Furthermore, within the last transportation bill (the FAST Act), a discretionary pilot program called Section 3006(b) was formed for innovative coordinated access and mobility. The program assists in financing innovative projects for people in need of transportation that improve coordination of transportation services and non-emergency medical transportation services.
‘Companies like Waymo, Cruise, Lyft and Uber can and should support investments to bring new transportation technology into the mainstream.’
To better coordinate agencies that provide funding for transportation for older adults and those with disabilities, in 2004 an interagency partnership with representatives from USDOT (U.S. Department of Transportation) and 10 other federal agencies, Coordinating Council on Access and Mobility (CCAM), was formed to improve the quality, efficiency and availability of transportation services for targeted populations.
Innovating to Pay for the Next Iteration of Transportation Technology for Older Adults
Federal grant programs under sections 5310 and 3006(b), with coordinating assistance from CCAM, can help organizations secure funding to assist transportation for older adults. It is likely that these same programs can and will be extended to support new transportation technologies on the horizon, although funding at today’s levels will not be enough.
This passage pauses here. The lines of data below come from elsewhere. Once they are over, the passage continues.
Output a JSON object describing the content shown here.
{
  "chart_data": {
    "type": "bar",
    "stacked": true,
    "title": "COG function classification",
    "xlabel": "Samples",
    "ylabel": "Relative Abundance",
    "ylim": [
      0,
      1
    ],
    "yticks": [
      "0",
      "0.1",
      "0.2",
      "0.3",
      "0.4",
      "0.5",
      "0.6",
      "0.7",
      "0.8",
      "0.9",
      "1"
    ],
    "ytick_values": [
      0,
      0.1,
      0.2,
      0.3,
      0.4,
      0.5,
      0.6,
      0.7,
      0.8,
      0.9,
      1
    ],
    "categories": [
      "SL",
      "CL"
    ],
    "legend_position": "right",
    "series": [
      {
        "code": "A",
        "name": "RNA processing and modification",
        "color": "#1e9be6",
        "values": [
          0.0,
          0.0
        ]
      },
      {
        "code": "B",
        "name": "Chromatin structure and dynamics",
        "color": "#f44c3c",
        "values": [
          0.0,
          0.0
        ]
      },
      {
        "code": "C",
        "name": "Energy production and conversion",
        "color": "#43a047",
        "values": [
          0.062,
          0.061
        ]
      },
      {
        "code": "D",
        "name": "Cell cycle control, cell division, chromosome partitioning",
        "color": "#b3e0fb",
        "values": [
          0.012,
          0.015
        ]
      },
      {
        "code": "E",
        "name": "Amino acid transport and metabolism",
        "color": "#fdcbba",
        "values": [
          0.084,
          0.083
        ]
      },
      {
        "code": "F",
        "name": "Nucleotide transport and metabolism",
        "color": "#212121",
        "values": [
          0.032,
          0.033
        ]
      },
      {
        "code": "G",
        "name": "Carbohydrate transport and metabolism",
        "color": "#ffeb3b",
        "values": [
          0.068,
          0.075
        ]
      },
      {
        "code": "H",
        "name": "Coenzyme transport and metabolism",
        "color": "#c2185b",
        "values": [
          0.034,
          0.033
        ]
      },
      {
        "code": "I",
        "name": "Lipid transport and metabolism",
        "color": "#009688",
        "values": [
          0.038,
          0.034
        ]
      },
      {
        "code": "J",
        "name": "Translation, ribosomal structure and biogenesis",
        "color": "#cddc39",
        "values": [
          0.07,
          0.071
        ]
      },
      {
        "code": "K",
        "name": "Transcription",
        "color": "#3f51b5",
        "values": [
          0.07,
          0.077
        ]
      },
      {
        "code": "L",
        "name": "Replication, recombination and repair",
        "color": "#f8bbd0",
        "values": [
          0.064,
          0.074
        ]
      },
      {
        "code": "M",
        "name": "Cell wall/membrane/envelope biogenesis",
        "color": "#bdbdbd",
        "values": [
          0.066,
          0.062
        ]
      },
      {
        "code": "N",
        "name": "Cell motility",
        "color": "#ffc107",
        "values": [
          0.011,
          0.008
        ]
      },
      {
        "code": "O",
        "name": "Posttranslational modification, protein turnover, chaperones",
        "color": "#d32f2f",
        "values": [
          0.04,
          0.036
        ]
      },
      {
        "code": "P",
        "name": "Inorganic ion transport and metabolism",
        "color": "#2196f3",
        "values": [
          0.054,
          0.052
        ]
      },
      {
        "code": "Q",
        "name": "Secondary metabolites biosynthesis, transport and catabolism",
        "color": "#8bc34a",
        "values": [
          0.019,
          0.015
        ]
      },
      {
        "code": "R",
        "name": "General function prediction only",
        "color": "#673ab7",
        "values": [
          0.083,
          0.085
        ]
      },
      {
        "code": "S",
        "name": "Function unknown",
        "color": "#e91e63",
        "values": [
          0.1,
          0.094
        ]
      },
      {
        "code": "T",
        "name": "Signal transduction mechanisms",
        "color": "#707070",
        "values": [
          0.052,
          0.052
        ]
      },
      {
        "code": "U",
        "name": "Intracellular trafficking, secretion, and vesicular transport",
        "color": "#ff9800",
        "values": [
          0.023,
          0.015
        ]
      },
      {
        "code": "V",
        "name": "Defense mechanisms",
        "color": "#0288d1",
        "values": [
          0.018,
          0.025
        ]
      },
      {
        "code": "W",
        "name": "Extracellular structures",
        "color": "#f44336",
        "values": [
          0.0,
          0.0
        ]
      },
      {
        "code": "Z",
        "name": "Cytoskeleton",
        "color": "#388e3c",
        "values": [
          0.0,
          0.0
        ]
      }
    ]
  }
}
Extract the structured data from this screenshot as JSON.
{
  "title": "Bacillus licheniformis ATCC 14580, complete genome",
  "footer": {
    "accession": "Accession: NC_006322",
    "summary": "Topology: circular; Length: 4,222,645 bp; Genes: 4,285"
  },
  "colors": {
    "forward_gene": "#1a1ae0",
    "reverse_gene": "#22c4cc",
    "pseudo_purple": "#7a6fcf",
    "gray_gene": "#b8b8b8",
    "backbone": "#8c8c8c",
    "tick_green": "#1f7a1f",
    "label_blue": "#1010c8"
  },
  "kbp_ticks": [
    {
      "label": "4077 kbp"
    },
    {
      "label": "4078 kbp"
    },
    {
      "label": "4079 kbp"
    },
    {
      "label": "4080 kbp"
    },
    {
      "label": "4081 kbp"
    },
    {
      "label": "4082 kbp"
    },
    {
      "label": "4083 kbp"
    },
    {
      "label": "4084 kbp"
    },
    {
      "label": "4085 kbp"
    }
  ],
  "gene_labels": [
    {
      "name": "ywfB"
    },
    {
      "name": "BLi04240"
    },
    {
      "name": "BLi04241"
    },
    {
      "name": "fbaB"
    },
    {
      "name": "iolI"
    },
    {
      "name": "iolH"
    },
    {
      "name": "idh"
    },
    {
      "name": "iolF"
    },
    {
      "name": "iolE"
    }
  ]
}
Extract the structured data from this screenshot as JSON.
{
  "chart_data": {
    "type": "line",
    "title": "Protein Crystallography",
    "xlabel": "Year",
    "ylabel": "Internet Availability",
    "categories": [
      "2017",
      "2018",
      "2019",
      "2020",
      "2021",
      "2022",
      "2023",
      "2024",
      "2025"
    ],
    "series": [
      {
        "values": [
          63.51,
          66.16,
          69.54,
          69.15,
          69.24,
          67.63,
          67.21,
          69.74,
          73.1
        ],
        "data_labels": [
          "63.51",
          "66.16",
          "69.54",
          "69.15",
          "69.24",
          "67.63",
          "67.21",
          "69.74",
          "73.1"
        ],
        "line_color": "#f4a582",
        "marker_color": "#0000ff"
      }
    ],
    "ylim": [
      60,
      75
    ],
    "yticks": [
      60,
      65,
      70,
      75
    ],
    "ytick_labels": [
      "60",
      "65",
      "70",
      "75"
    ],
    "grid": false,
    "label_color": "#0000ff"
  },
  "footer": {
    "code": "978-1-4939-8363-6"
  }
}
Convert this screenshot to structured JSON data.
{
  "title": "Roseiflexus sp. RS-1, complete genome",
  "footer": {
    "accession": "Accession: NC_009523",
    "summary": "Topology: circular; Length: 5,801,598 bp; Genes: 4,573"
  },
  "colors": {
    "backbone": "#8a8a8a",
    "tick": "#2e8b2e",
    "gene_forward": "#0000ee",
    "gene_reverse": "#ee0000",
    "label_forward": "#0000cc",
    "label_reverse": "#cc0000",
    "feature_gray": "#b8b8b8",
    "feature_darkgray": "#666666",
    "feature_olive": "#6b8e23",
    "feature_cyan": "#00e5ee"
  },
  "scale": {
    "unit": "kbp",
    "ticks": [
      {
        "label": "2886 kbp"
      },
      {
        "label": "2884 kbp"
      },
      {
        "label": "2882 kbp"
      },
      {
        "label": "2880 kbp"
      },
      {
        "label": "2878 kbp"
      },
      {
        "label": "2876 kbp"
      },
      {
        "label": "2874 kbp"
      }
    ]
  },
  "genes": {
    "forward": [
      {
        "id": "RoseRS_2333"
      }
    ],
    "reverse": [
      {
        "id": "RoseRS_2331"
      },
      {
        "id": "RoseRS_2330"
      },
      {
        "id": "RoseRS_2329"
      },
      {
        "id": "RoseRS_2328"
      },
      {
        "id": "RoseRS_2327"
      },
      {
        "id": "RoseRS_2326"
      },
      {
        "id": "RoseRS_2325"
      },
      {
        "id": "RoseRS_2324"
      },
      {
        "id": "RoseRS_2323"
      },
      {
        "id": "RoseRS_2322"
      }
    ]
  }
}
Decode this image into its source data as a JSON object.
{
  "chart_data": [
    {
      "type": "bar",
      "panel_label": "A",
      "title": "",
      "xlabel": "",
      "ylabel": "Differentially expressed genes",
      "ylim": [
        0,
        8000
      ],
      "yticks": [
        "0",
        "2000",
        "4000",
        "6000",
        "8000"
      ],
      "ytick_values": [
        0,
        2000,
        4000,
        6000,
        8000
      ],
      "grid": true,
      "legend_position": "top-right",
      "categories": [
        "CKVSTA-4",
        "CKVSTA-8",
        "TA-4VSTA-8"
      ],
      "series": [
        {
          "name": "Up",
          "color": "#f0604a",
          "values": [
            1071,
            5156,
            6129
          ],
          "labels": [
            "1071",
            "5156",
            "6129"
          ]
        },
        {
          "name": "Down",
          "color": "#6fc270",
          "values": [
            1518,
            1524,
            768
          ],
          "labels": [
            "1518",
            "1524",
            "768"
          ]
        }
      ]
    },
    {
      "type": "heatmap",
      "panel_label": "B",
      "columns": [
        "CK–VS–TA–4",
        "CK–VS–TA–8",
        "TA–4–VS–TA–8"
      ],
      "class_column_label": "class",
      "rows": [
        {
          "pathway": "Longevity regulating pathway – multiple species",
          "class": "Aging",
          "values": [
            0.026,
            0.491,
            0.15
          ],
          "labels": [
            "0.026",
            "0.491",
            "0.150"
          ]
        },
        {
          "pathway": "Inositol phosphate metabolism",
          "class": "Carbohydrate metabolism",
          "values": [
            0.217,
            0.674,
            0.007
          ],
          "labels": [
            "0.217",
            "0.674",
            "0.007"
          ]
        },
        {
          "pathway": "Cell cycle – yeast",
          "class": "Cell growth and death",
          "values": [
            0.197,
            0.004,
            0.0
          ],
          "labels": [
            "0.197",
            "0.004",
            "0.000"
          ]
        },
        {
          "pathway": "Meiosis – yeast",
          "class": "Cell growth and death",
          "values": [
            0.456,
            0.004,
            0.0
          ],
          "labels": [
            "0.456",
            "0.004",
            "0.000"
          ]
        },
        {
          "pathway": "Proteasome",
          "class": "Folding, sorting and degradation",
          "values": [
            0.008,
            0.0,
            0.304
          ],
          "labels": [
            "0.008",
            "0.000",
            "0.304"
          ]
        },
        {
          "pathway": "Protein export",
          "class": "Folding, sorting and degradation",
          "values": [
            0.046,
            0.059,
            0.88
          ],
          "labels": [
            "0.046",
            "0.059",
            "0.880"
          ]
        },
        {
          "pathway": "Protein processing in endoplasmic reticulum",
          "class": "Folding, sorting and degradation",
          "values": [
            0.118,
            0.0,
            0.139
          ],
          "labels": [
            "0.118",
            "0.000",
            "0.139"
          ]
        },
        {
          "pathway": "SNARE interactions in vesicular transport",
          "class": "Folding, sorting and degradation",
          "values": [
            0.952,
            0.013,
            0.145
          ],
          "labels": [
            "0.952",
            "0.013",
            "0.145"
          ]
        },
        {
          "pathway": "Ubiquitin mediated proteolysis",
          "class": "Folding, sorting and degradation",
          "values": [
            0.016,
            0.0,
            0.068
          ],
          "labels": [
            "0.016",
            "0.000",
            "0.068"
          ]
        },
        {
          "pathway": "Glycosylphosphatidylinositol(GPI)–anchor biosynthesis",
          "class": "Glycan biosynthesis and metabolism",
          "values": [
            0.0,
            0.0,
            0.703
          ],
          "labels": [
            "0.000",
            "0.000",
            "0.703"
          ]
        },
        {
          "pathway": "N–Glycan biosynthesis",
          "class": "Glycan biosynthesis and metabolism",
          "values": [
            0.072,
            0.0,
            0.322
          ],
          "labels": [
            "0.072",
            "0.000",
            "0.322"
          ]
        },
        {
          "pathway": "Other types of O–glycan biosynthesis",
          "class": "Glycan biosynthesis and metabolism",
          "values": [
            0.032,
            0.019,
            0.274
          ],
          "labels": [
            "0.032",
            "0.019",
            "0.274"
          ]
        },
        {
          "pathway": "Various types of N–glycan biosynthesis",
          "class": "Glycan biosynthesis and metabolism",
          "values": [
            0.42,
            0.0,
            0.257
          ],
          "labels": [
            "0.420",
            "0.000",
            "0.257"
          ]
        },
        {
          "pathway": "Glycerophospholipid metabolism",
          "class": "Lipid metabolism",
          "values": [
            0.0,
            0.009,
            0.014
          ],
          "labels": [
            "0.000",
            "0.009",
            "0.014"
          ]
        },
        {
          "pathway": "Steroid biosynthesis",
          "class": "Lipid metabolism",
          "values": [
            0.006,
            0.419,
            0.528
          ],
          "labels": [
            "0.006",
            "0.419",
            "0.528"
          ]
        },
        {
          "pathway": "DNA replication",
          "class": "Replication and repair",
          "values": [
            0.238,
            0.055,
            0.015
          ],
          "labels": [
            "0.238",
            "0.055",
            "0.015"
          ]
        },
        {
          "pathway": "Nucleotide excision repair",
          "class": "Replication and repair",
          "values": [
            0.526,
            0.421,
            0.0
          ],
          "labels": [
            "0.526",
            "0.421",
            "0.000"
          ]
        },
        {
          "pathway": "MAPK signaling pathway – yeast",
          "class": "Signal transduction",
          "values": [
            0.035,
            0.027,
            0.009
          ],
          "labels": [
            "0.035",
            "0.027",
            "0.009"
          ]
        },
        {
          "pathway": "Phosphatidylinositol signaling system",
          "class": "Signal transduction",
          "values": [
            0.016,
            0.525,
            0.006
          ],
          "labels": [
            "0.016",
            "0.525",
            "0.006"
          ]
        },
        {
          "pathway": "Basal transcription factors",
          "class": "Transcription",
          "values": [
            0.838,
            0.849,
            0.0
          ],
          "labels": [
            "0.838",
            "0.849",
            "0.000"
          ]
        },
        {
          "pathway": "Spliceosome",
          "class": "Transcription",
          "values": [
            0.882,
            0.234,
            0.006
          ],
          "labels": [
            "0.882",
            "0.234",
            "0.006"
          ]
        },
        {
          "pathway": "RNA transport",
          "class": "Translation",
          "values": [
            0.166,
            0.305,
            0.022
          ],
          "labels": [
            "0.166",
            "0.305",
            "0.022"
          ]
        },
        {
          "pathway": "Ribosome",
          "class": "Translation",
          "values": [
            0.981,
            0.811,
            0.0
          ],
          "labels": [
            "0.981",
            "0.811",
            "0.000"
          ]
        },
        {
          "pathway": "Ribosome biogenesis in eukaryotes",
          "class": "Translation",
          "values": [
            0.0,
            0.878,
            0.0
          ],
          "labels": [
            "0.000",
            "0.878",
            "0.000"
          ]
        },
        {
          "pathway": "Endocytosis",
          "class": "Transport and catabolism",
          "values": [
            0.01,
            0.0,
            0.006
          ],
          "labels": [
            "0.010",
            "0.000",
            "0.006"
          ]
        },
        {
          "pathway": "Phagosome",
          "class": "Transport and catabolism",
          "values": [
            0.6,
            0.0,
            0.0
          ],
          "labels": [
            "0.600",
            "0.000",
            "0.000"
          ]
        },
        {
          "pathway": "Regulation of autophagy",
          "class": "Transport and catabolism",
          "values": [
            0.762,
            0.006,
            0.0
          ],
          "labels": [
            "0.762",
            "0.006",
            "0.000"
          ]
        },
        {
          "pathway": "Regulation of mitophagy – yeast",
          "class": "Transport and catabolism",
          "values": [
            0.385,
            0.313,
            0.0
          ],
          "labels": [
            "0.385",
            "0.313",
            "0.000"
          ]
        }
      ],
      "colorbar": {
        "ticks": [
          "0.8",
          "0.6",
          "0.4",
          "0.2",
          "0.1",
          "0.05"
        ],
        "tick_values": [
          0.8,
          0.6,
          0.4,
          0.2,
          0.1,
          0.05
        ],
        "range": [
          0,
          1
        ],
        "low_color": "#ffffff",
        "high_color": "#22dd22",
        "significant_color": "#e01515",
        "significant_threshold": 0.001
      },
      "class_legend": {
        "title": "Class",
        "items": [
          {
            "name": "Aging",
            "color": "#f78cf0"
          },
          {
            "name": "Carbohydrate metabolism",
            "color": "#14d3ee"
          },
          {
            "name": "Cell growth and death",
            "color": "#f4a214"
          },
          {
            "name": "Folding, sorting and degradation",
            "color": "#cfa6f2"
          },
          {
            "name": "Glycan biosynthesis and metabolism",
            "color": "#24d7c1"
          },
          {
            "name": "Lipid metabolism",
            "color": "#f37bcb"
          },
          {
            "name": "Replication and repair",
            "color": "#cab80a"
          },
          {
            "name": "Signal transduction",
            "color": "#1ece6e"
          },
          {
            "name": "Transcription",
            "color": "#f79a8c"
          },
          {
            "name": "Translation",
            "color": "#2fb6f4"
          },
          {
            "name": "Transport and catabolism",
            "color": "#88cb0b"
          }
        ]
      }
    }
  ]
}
Existing gaps could be funded by private organizations (via public/private partnerships), revenue from advertisements and in-kind contributions, among other sources. Companies like Waymo, Cruise, Lyft and Uber can and should support investments to bring new transportation technology into the mainstream and support initiatives targeted to older adults.
On the government side, there is much to be excited about in the recently released fiscal year 2022 USDOT budget. This budget calls for $110 million for a new Thriving Communities program that will establish a new office to support communities in eliminating persistent transportation barriers and increasing access to jobs, school and businesses; a $50 million increase for Vehicle Safety Programs, to advance the equitable development and implementation of safe vehicle technologies, keep pace with the rapid innovation in vehicle electronics and automated driving systems, and ensure the safety of alternative-fuel vehicles—all of interest to older adults; and $13.5 billion for transit, including $550 million for Transit Infrastructure Grants.
As transportation groups continue to innovate, leaders from across the spectrum—government, nonprofit and the private sector—can and must commit to ensuring that these new technologies will support older adults’ ability to be mobile. Developing new and innovative payment structures will be key to this effort. Let’s ensure all people are as mobile as possible today and in the future.
Richard Ezike, PhD, is an expert on transportation equity, environmental sustainability and STEM education outreach. He has advised on transportation issues for federal agencies such as the departments of Energy and Transportation, and the Environmental Protection Agency; and for organizations such as the Transportation Research Board, Smart Growth America, the Greenlining Institute, Securing America’s Future Energy and the State Innovation Exchange. Dr. Ezike holds memberships with the Conference of Minority Transportation Officials, the Young Professionals in Transportation, and the National Urban League Young Professionals Network.